La devoción a la Divina Misericordia nos lleva a una cuestión de actualidad ¿Son necesarios el amor y la misericordia en una hipotética sociedad justa? ¿No se escucha muchas veces decir: «yo quiero justicia y no caridad»? Benedicto XVI, en su encíclica Deus caritas est, ilumina esta cuestión. Nos recuerda cómo esas objeciones están planteadas, desde el siglo XIX, contra el mensaje de amor y misericordia del cristianismo, al que el pensamiento marxista ha visto siempre como una evasión de la realidad y «un modo para que los ricos eludan la instauración de la justicia y acallen su conciencia, conservando su propio posición social y despojando a los pobres de sus derechos» (nº26). Detrás de estos planteamientos hay un desconocimiento grande del Dios de los cristianos y, a la vez, una concepción materialista del hombre, que sólo vive de pan (cf.Mt 4,4). Así se ignora su verdad, que es la de un «espíritu encarnado» y, por lo tanto, abierto a la trascendencia. Ni las ideologías marxistas, ni su opuesto que es el bienestar consumista, pueden colmar el corazón humano, siempre necesitado de amor incluso en la sociedad más justa. No hay orden estatal, por justo que sea, que haga superfluo el servicio del amor. Por eso, quien intenta desentenderse del amor se dispone a desentenderse del hombre en cuanto hombre porque el ser humano, más allá de la justicia, tiene y tendrá siempre necesidad de amor, ya que el amor es la razón de su ser y existir (cf. nnº 28-29). Además, la justicia y la misericordia están unidas, la una sostiene a la otra. La justicia sin misericordia es crueldad, y la misericordia sin justicia es destrucción.
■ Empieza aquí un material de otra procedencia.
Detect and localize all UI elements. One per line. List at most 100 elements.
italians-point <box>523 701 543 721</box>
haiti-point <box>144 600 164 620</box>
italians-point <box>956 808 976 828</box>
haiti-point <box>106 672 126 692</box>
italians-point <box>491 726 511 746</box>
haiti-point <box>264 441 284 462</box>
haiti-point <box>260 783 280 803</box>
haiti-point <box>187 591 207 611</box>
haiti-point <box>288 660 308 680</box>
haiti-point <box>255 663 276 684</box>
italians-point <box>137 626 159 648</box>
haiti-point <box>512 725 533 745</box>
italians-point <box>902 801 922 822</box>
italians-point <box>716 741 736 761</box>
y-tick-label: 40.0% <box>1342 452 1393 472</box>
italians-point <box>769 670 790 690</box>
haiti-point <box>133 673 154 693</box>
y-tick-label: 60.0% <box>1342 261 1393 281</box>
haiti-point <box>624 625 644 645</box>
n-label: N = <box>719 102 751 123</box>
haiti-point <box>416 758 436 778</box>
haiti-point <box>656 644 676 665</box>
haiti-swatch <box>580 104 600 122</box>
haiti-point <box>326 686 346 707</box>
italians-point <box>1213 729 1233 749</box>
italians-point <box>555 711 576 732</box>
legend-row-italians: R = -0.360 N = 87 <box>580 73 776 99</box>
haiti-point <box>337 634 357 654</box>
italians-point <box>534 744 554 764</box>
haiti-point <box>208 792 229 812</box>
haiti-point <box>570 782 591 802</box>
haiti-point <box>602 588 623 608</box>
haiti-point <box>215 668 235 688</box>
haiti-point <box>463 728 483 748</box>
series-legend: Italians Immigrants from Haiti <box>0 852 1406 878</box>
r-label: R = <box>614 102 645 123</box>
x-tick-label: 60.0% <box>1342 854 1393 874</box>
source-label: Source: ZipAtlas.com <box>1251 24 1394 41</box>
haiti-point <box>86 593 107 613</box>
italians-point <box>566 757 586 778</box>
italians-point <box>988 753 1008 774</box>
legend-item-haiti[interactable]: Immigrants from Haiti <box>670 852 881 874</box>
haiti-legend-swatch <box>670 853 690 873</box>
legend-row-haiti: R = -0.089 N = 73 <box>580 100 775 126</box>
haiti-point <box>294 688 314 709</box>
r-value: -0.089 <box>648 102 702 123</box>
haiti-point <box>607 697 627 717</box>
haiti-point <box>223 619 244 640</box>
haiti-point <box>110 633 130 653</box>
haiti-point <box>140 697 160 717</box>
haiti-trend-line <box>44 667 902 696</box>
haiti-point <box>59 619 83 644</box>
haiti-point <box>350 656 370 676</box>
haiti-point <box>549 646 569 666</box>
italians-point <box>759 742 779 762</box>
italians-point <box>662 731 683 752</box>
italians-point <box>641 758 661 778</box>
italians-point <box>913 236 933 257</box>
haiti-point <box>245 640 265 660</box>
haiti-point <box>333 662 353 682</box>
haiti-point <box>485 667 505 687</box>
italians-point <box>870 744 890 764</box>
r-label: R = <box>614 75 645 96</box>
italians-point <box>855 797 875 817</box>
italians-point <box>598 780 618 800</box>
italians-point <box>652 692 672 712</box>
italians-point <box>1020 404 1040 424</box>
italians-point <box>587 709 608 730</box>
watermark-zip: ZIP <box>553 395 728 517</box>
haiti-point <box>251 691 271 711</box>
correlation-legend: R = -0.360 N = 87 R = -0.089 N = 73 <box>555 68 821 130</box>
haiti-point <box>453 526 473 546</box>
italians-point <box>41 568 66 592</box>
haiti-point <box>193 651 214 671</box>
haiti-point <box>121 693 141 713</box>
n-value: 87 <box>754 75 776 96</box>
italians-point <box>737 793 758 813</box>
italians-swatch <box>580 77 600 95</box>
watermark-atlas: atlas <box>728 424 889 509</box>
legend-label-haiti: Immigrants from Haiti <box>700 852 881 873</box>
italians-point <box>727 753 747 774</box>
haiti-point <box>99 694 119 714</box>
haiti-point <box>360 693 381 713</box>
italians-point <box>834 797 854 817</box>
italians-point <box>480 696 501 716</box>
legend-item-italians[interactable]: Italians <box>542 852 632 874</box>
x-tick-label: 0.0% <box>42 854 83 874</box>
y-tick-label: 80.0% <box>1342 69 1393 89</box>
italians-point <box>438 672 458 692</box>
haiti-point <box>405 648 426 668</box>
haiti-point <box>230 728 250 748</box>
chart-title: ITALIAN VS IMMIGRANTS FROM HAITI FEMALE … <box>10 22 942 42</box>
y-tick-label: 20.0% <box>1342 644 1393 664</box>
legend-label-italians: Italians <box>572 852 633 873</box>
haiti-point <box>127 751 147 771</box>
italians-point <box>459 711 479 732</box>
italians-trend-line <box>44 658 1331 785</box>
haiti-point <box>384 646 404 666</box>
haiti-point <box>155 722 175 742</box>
Todo este pensamiento sobre la justicia, el amor y la misericordia brota de la concepción del Dios cristiano, que se diferencia mucho del de las otras religiones. Nuestro Dios es un ser personal, Padre de todos los hombres, que ha entrado en la historia y ha revelado su amor y misericordia en la encarnación, pasión, muerte y resurrección de su Hijo Jesucristo, «Pontífice misericordioso» (Heb 2,17). Dios se nos presenta como amor misericordioso y ese divino atributo es como el motor que guía y hace la historia de cada hombre, porque «la misericordia de Dios se derrama de generación en generación» (Lc 1,50).

También hoy, como en los tiempos de Santa Faustina, proclamar a Cristo como Misericordia del Padre para los hombres, es la mejor oferta salvadora para superar tanta violencia, terrorismo y desamor como hay en esta sociedad autosuficiente, que cree alcanzar la felicidad humana por sí misma prescindiendo de Dios. Recordemos siempre aquella máxima de San León Magno: «Amar la justicia no es otra cosa sino amar a Dios. Y como este amor de Dios va siempre unido al amor que se interesa por el bien del prójimo, el hambre de justicia se ve acompañada de la virtud de la misericordia».